Leeds City Council’s education boss says offering thousands of pupils the chance to resit their English GCSEs is “proof that they have suffered an injustice,” in the marking of this summer’s exams.
New figures show that one in 14 students nationally - more than 45,000 in total – who took the qualification this summer have opted to re-take exams next month.
Councillor Judith Blake, Leeds City Council’s executive member for children’s services, warned that offering resits was an inadequate response and that campaigners were determined to get papers regraded.
Leeds has played a key role in a national campaign to get English GCSEs remarked after it emerged that exam boards had moved the grade boundaries between January and June.
It left thousands of students receiving a D grade this summer when the same work would have earned a C at the start of the year.
A national alliance of councils, including eight from Yorkshire, schools, pupils, and teaching unions are calling for a judicial review in order to get pupils exams marked in line with the January grade boundaries.
At a summit in Leeds earlier this week Coun Blake said 800 pupils in Leeds had been adversely affected by the situation.
She said: “These resits are an inadequate response. It is not appropriate for pupils to resit and it is likely to be the most vulnerable students who do not take up this opportunity.”
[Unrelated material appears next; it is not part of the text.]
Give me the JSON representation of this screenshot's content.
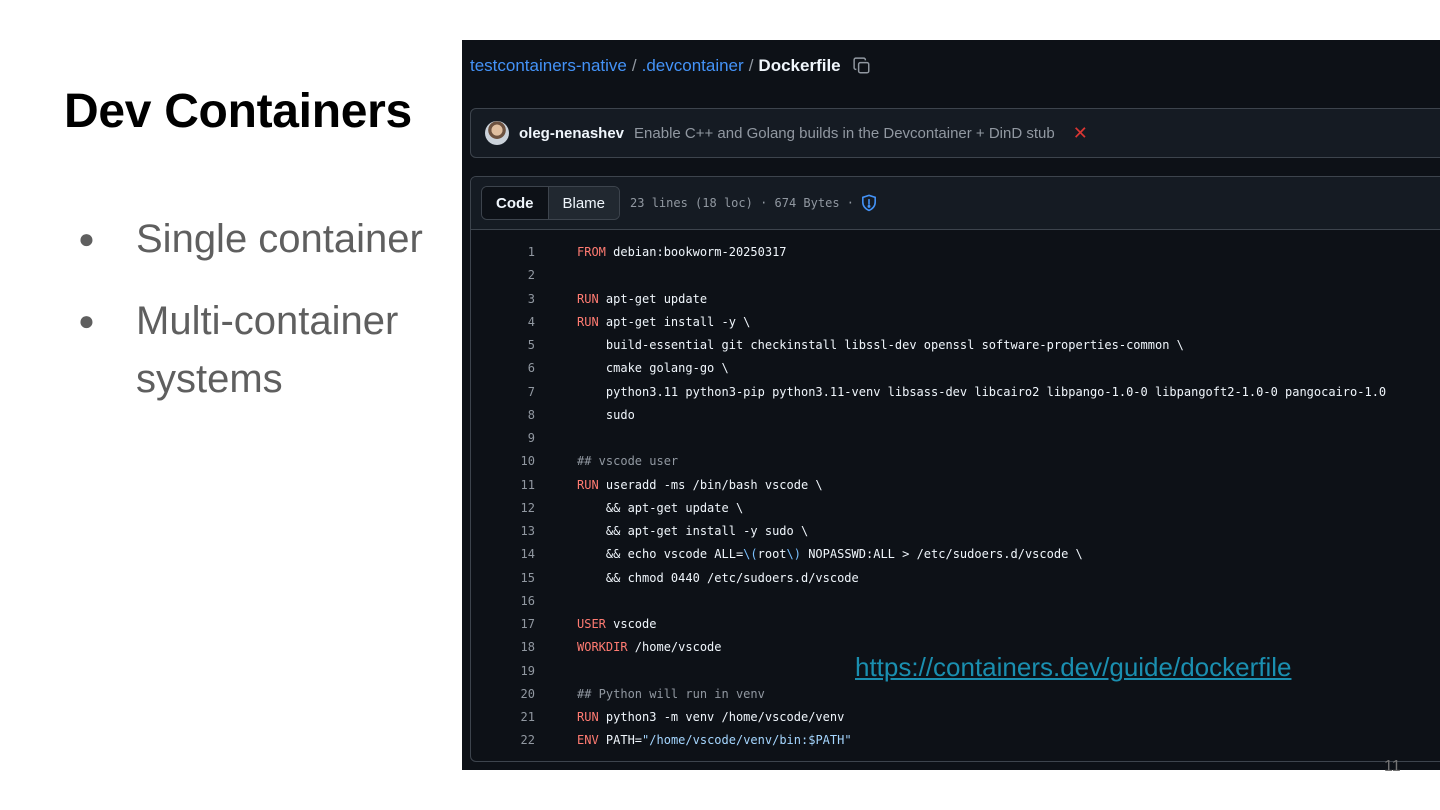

The row over the English exams broke out as national GCSE results were published in August. Ofqual conducted an inquiry into the fiasco, which concluded that January’s GCSE English assessments were “graded generously” but the June boundaries were properly set and candidates’ work properly graded. The regulator insisted it would be inappropriate for either of the sets of exams to be regraded. Instead, students have been given a chance to resit the GCSE.